FED ANNOUNCES MILD BOND TAPERING STARTING IN JANUARY -- BUT OFFERS ASSURANCE THAT SHORT-TERM RATES WILL STAY DOWN -- STOCKS RALLY SHAPLY ON THE NEWS -- LENNAR LEADS HOMEBUILDERS HIGHER -- VIX TUMBLES AS STOCKS SURGE
FED REDUCES BOND PURCHASES BY 10 BILLION IN JANUARY... Well, it finally happened. The Fed today announced that it would start reducing its monthly bond purchases from $85 to $75 billion starting in January. It also reassured investors, however, that short-term rates would still stay near current levels for the foreseeable future -- well after the unemployment rate fell below 6.5% and inflation exceeded 2%. Judging from today's market reactions, the Fed approach worked. After an initial negative reaction, stocks rebounded sharply. After spiking higher initially, bond yields are trading only modestly higher. An early jump in the dollar also evaporated, and gold prices rebounded. Stock ETFs in foreign developed and emerging markets also experienced upside reversals. U.S. stock indexes also bounced off important support levels. Chart 1 shows the Dow Industrials climbing sharply after a successful test of its mid-September peak and 50-day moving average. Chart 2 shows the S&P 500 scoring an upside reversal day off its 50-day line as well.

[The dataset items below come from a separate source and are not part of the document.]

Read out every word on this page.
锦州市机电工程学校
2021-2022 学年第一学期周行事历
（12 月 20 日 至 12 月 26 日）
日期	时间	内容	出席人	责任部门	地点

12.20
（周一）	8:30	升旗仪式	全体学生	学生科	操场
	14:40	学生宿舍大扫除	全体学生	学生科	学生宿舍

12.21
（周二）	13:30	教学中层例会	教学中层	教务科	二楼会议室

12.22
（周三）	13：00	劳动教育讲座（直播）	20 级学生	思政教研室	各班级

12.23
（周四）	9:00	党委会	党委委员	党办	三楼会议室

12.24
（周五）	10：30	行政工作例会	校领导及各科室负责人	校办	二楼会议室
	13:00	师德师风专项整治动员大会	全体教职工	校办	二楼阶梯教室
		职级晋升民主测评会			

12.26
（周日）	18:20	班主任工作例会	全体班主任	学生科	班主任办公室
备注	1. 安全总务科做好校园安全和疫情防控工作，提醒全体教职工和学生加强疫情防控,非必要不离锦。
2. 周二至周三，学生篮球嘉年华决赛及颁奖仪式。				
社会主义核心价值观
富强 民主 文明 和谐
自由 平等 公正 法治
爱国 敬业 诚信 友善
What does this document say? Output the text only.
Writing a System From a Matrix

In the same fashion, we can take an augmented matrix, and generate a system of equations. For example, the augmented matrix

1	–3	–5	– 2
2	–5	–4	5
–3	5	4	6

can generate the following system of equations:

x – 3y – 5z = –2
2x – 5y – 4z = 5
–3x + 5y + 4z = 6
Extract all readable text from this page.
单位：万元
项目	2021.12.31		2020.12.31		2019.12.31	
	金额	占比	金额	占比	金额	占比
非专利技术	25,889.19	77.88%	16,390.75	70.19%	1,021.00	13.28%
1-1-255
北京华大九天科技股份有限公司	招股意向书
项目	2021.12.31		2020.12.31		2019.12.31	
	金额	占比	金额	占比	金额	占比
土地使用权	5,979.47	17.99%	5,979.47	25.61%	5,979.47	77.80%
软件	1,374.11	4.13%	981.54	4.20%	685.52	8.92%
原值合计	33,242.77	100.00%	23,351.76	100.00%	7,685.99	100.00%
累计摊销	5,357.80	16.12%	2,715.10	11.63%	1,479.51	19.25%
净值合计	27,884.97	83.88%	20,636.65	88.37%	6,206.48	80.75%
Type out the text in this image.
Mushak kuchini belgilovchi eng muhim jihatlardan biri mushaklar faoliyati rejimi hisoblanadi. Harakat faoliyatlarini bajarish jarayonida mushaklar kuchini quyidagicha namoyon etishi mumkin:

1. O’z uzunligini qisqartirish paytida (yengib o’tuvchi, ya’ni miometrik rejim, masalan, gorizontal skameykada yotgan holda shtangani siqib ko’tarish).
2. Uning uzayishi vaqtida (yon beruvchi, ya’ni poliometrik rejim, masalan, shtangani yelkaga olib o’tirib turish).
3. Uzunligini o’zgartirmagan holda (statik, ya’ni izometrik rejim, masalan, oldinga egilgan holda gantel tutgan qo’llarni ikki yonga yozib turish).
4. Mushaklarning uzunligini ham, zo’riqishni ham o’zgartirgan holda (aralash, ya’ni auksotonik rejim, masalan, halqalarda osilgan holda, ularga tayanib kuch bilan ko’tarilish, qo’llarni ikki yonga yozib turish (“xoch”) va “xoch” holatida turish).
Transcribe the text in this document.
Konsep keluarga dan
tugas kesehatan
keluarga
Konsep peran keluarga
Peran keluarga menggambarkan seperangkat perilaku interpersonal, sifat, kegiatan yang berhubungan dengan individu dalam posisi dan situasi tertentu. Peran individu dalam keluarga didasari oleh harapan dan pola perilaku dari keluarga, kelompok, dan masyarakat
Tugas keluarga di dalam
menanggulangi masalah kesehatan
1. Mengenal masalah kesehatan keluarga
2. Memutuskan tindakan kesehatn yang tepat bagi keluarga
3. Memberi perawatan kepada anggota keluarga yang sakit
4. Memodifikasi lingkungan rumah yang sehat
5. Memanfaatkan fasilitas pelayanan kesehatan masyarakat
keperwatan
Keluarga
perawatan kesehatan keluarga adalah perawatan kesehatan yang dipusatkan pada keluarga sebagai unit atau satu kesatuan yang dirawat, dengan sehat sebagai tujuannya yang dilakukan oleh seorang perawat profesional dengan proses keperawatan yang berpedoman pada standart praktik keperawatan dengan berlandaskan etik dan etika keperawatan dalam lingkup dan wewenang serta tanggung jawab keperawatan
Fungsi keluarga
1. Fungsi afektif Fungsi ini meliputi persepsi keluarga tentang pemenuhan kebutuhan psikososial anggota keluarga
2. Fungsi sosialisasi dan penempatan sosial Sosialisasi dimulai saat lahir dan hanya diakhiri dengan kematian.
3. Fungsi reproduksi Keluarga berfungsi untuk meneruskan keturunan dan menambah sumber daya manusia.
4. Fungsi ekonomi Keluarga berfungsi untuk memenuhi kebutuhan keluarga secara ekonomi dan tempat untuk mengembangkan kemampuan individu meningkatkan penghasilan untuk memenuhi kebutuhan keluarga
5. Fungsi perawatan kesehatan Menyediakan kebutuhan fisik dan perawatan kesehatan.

(click to view a live version of this chart)
Chart 1

(click to view a live version of this chart)
Chart 2
LENNAR LEADS HOMEBUILDERS HIGHER... Interest rate groups -- like REITs and utilities -- bounced sharply today on the muted bond reaction to the Fed announcement. So did homebuilders which were one of the day's strongest groups. They were also helped by the strongest housing starts in five years. Chart 3 shows the Dow Jones U.S. Home Construction iShares (ITB) surging on strong volume. The ETF has been forming a basing pattern since June and appears ready to break out to the upside. To accomplish that, it needs to close above its September/December highs. Lennar (LEN) also happened to be the biggest percentage gainer in a strong S&P 500. Chart 4 shows Lennar surging more than 6% (on strong volume) and trading above its 200-day average (red line) for the first time since June. The homebuilding leader can achieve an upside breakout by clearing resistance at its September and December intra-day highs at 37.79.

(click to view a live version of this chart)
Chart 3

(click to view a live version of this chart)
Chart 4
VIX TUMBLES ... Another sign that stocks liked today's Fed announcement came from the CBOE Volatility (VIX) Index. Chart 5 shows the VIX tumbling 12% after the Fed announcement. Prior to that, the VIX had risen mildly as traders took on "put" protection against their stock holdings. [A "put" protects against a downturn in prices]. Those put positions were liquidated as the day went on and the VIX tumbled. That reflects a huge sigh of relief that the process of unwinding the five-year program of quantitative easing has finally begun (it started at the end of 2008). The fact that the tapering reflects stronger economic conditions has also made the modest Fed move easier to take. While it's usually dangerous to read too much into one day's trading, today's Fed move was expected to happen sometime between December and next March. My guess is that the markets like the fact that some of the uncertainty has finally been removed. The fact that the second half of December is usually strong also provides a tailwind for the stock market which should carry into the new year.